Tackle the beast head on
Once you've identified your budget busters, you have to devise a plan to cut them down to size. Don't try to deal with every aspect of the problem at once - a prospect so overwhelming that you're doomed to fail.
Instead, St. Paul financial consultant Ruth Hayden suggests scheduling weekly meetings for, say, half an hour to talk about just one slice of the financial challenge or task at hand.
During the Schuetts' first meeting, for example, the couple might discuss whether they want to keep or sell their rental properties and, if they decide to stick with landlording, what specific steps they should take to improve their chances of turning a profit.
The second meeting might focus on setting up those automatic savings plans (Amy stopped contributing to her 401(k) when cash got tight; the Schuetts don't have college funds for the girls yet either).
At the third session, they can talk about other systems they can use to help them economize. One simple trick, Hayden suggests, is to earmark cash in separate envelopes at the beginning of the week for expenses like takeout food and dry-cleaning; when the envelope is empty, you can't shell out any more on that item.
"It forces you to plan how you'll spend," says Hayden.
Boost your top line
After you've reined in spending to shore up your bottom line, it's worth thinking about how to fatten the top one. Can you make a reasonable case - either to your current employer or to a prospective poacher - that you're due for a raise?
What about taking on some freelance work to make extra money? Amy Schuett, for instance, says she could agree to an occasional speaking engagement or consulting job.
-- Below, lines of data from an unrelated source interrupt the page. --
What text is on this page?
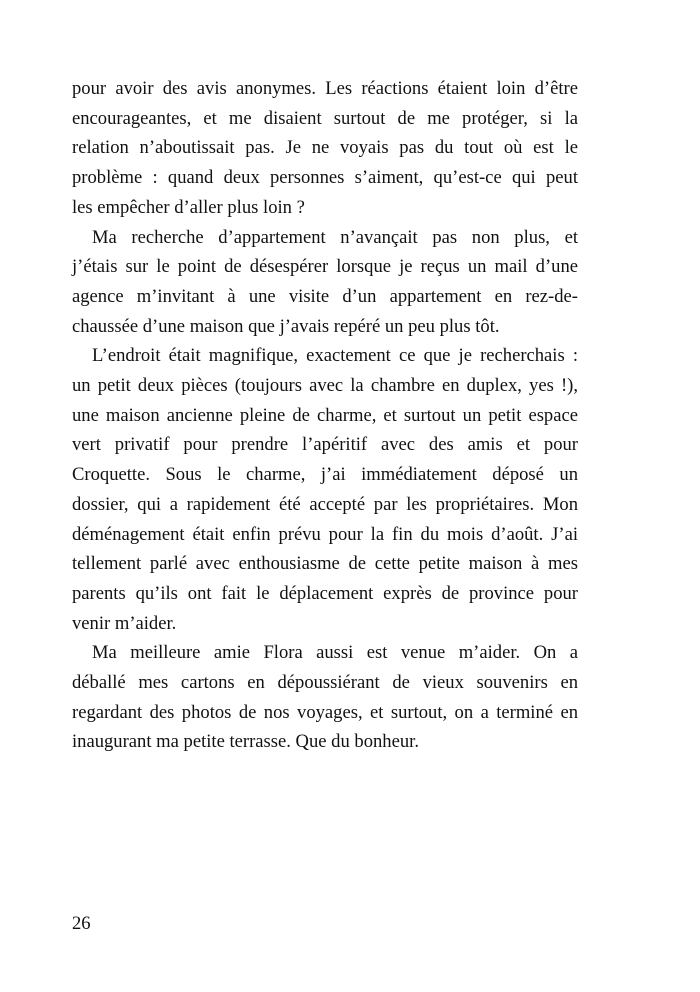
pour avoir des avis anonymes. Les réactions étaient loin d’être
encourageantes, et me disaient surtout de me protéger, si la
relation n’aboutissait pas. Je ne voyais pas du tout où est le
problème : quand deux personnes s’aiment, qu’est-ce qui peut
les empêcher d’aller plus loin ?

Ma recherche d’appartement n’avançait pas non plus, et
j’étais sur le point de désespérer lorsque je reçus un mail d’une
agence m’invitant à une visite d’un appartement en rez-de-
chaussée d’une maison que j’avais repéré un peu plus tôt.

L’endroit était magnifique, exactement ce que je recherchais :
un petit deux pièces (toujours avec la chambre en duplex, yes !),
une maison ancienne pleine de charme, et surtout un petit espace
vert privatif pour prendre l’apéritif avec des amis et pour
Croquette. Sous le charme, j’ai immédiatement déposé un
dossier, qui a rapidement été accepté par les propriétaires. Mon
déménagement était enfin prévu pour la fin du mois d’août. J’ai
tellement parlé avec enthousiasme de cette petite maison à mes
parents qu’ils ont fait le déplacement exprès de province pour
venir m’aider.

Ma meilleure amie Flora aussi est venue m’aider. On a
déballé mes cartons en dépoussiérant de vieux souvenirs en
regardant des photos de nos voyages, et surtout, on a terminé en
inaugurant ma petite terrasse. Que du bonheur.

26
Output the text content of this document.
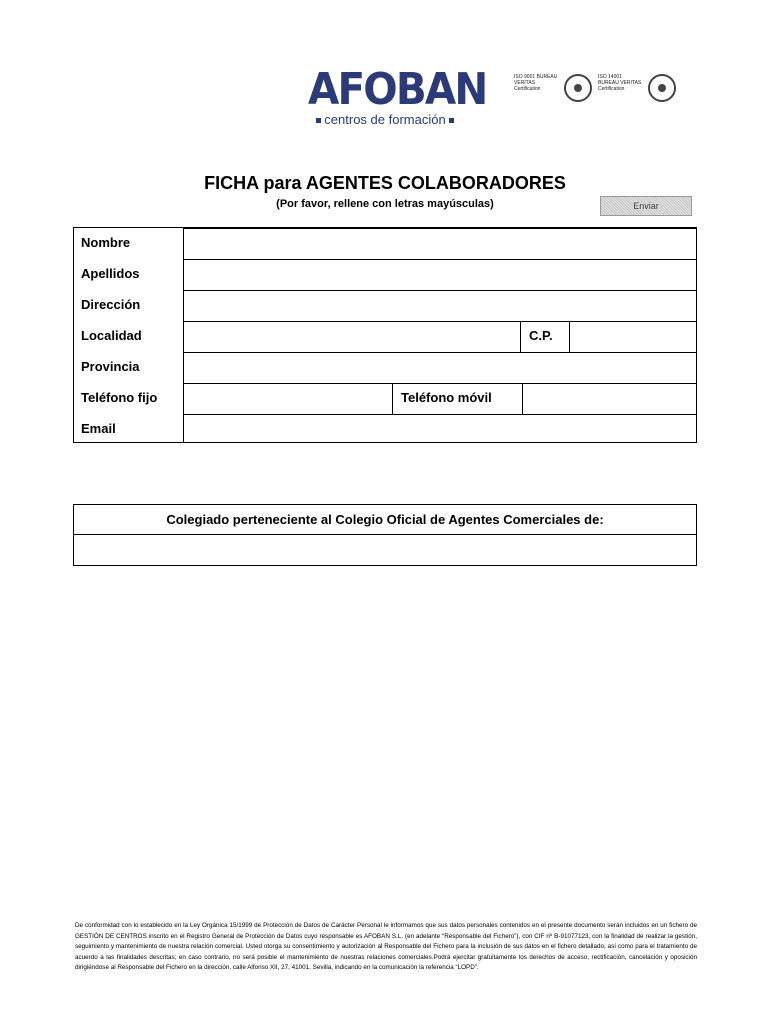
AFOBAN
centros de formación
ISO 9001 BUREAU VERITAS Certification
ISO 14001 BUREAU VERITAS Certification
FICHA para AGENTES COLABORADORES
(Por favor, rellene con letras mayúsculas)	Enviar
Nombre
Apellidos
Dirección
Localidad	C.P.
Provincia
Teléfono fijo	Teléfono móvil
Email
Colegiado perteneciente al Colegio Oficial de Agentes Comerciales de:
De conformidad con lo establecido en la Ley Orgánica 15/1999 de Protección de Datos de Carácter Personal le informamos que sus datos personales contenidos en el presente documento serán incluidos en un fichero de GESTIÓN DE CENTROS inscrito en el Registro General de Protección de Datos cuyo responsable es AFOBAN S.L. (en adelante “Responsable del Fichero”), con CIF nº B-91077123, con la finalidad de realizar la gestión, seguimiento y mantenimiento de nuestra relación comercial. Usted otorga su consentimiento y autorización al Responsable del Fichero para la inclusión de sus datos en el fichero detallado, así como para el tratamiento de acuerdo a las finalidades descritas; en caso contrario, no será posible el mantenimiento de nuestras relaciones comerciales.Podrá ejercitar gratuitamente los derechos de acceso, rectificación, cancelación y oposición dirigiéndose al Responsable del Fichero en la dirección, calle Alfonso XII, 27, 41001, Sevilla, indicando en la comunicación la referencia “LOPD”.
Brian plans to ask two friends who own a home remodeling business if they'd consider giving him some part-time work.
Budget for some fun
"The feeling that you can never get ahead can be demoralizing," says Kaplan. So make sure in your zeal to spend less and save more, you still allow yourself a few expenditures that bring your family real pleasure. You just need to figure out in advance how you'll pay for them.
Last year, for instance, Brian's parents gave the Schuetts a horse named Red for their kids to ride. They think it will cost a few hundred dollars a month to feed and care for the animal, and they're willing to give up ballet lessons and gymnastics classes for the girls to pay for it.
The trade-off is worth it, says Brian, because "the kids so love having a horse."